L’homme de culture, auteur d’un documentaire sur le maquis, donne son avis sur la valeur réelle des interventions françaises au Cameroun, et pense que l’Hexagone ne fait plus rêver les jeunes du pays.
«C’est par la ré-appropriation de son histoire qu’un peuple grandit. La visite d’un président français n’est pas en elle-même indispensable. On peut vivre 50 ans sans se rendre visite, sans que ça pose problème».
Dans une longue interview accordée au quotidien Mutations en kiosque ce vendredi 3 juillet 2015, le cinéaste Bassek Ba Kobhio s’exprime sur divers aspects de la relation entre Paris et Yaoundé, mais aussi le sentiment anti-français qui semble se répandre au Cameroun.
Pour lui, « le sentiment national camerounais de la population qui s’adressait autant à la France qu’à l’élite politique régnante se double depuis peu d’une grogne de cette élite, depuis l’avènement du phénomène Boko Haram. Ce que vous appelez le sentiment anti-français a gagné les salons huppés de Yaoundé ».
Interrogé par Georges Alain Boyomo et Daniel Ndjodo Bessala, le promoteur du Festival Ecrans Noirs nuance tout de même : « Pour le peu d’informations que je peux avoir, j’estime que parler d’un complot de la France par rapport à la guerre contre Boko Haram, cela me semble gros ».
Cependant, du point de vue de l’opinion camerounaise, certaines attentes ont pu voir le jour, par effet de comparaison avec certains pays : « Je crois que les Camerounais reprochent à la France de n’être pas intervenue de manière forte là où en Côte d’Ivoire on reprochait à la France d’être intervenue.

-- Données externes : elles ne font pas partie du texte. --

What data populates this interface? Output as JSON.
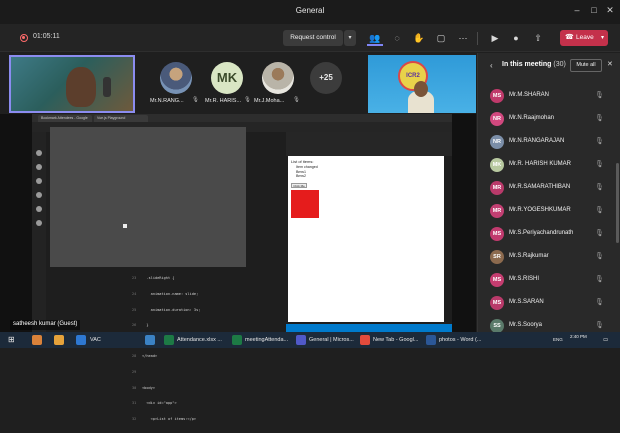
{
  "window": {
    "title": "General"
  },
  "toolbar": {
    "timer": "01:05:11",
    "request_control": "Request control",
    "leave": "Leave",
    "icons": [
      "people-icon",
      "chat-icon",
      "raise-hand-icon",
      "rooms-icon",
      "more-icon",
      "camera-icon",
      "mic-icon",
      "share-icon"
    ]
  },
  "strip": {
    "tiles": [
      {
        "name": "Mr.N.RANG..."
      },
      {
        "initials": "MK",
        "name": "Mr.R. HARIS..."
      },
      {
        "name": "Mr.J.Moha..."
      }
    ],
    "more": "+25",
    "host_logo_text": "ICR2"
  },
  "share": {
    "presenter": "satheesh kumar (Guest)",
    "tabs": [
      "Bookmark Attendees - Google",
      "Vue.js Playground"
    ],
    "preview_title": "List of items:",
    "list_items": [
      "Item changed",
      "Bmw1",
      "Bmw2"
    ],
    "preview_button": "Click Me",
    "code_lines": [
      {
        "n": "23",
        "t": "  .slideRight {"
      },
      {
        "n": "24",
        "t": "    animation-name: slide;"
      },
      {
        "n": "25",
        "t": "    animation-duration: 3s;"
      },
      {
        "n": "26",
        "t": "  }"
      },
      {
        "n": "27",
        "t": "</style>"
      },
      {
        "n": "28",
        "t": "</head>"
      },
      {
        "n": "29",
        "t": ""
      },
      {
        "n": "30",
        "t": "<body>"
      },
      {
        "n": "31",
        "t": "  <div id=\"app\">"
      },
      {
        "n": "32",
        "t": "    <p>List of items:</p>"
      }
    ]
  },
  "panel": {
    "title": "In this meeting",
    "count": "(30)",
    "mute_all": "Mute all",
    "participants": [
      {
        "name": "Mr.M.SHARAN",
        "initials": "MS",
        "color": "#c03a6b"
      },
      {
        "name": "Mr.N.Raajmohan",
        "initials": "NR",
        "color": "#d1487e"
      },
      {
        "name": "Mr.N.RANGARAJAN",
        "initials": "NR",
        "color": "#7b8ea8"
      },
      {
        "name": "Mr.R. HARISH KUMAR",
        "initials": "MK",
        "color": "#b8c9a0"
      },
      {
        "name": "Mr.R.SAMARATHIBAN",
        "initials": "MR",
        "color": "#b93a6a"
      },
      {
        "name": "Mr.R.YOGESHKUMAR",
        "initials": "MR",
        "color": "#c23f72"
      },
      {
        "name": "Mr.S.Periyachandrunath",
        "initials": "MS",
        "color": "#c13a6e"
      },
      {
        "name": "Mr.S.Rajkumar",
        "initials": "SR",
        "color": "#8c6a4e"
      },
      {
        "name": "Mr.S.RISHI",
        "initials": "MS",
        "color": "#c53d70"
      },
      {
        "name": "Mr.S.SARAN",
        "initials": "MS",
        "color": "#b93a6a"
      },
      {
        "name": "Mr.S.Soorya",
        "initials": "SS",
        "color": "#5a7a6a"
      }
    ]
  },
  "taskbar": {
    "items": [
      "VAC",
      "Attendance.xlsx ...",
      "meetingAttenda...",
      "General | Micros...",
      "New Tab - Googl...",
      "photos - Word (..."
    ],
    "lang": "ENG",
    "time": "2:40 PM"
  }
}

On ne peut pas dire une chose et son contraire ».
Pour ce qui est des parts de marchés que la France aurait perdu au Cameroun, Bassek Ba Kobhio analyse : « Les gens se sont mis en tête, de part et d’autre, que tout était acquis à la France (…) Il y avait une part réservée à la France. Mais un acquis ne l’est que tant qu’il dure. Il y a de nouveaux partenaires surgis en moins d’une décennie quasiment… »
Et de questionner : « Pourrait-on reprocher à un pays de chercher à se développer à un moindre coût, à la seule condition que cela soit véritablement à un coût moindre pour un même résultat de qualité ? »
Évoquant une éventuelle facilitation dans l’obtention des visas aux ressortissants camerounais, le cinéaste trouve que « ces dernières années les jeunes camerounais ne rêvent plus de la France. Ils vont de plus en plus aux Etats-Unis, en Allemagne ou en Chine ».
Mais si Bassek Ba Kobhio devait soumettre une seule requête à François Hollande, ce serait la suivante : « Déclassifier tous les documents sur l’histoire du Cameroun de 1955 à 1971. C’est tout et c’est beaucoup ».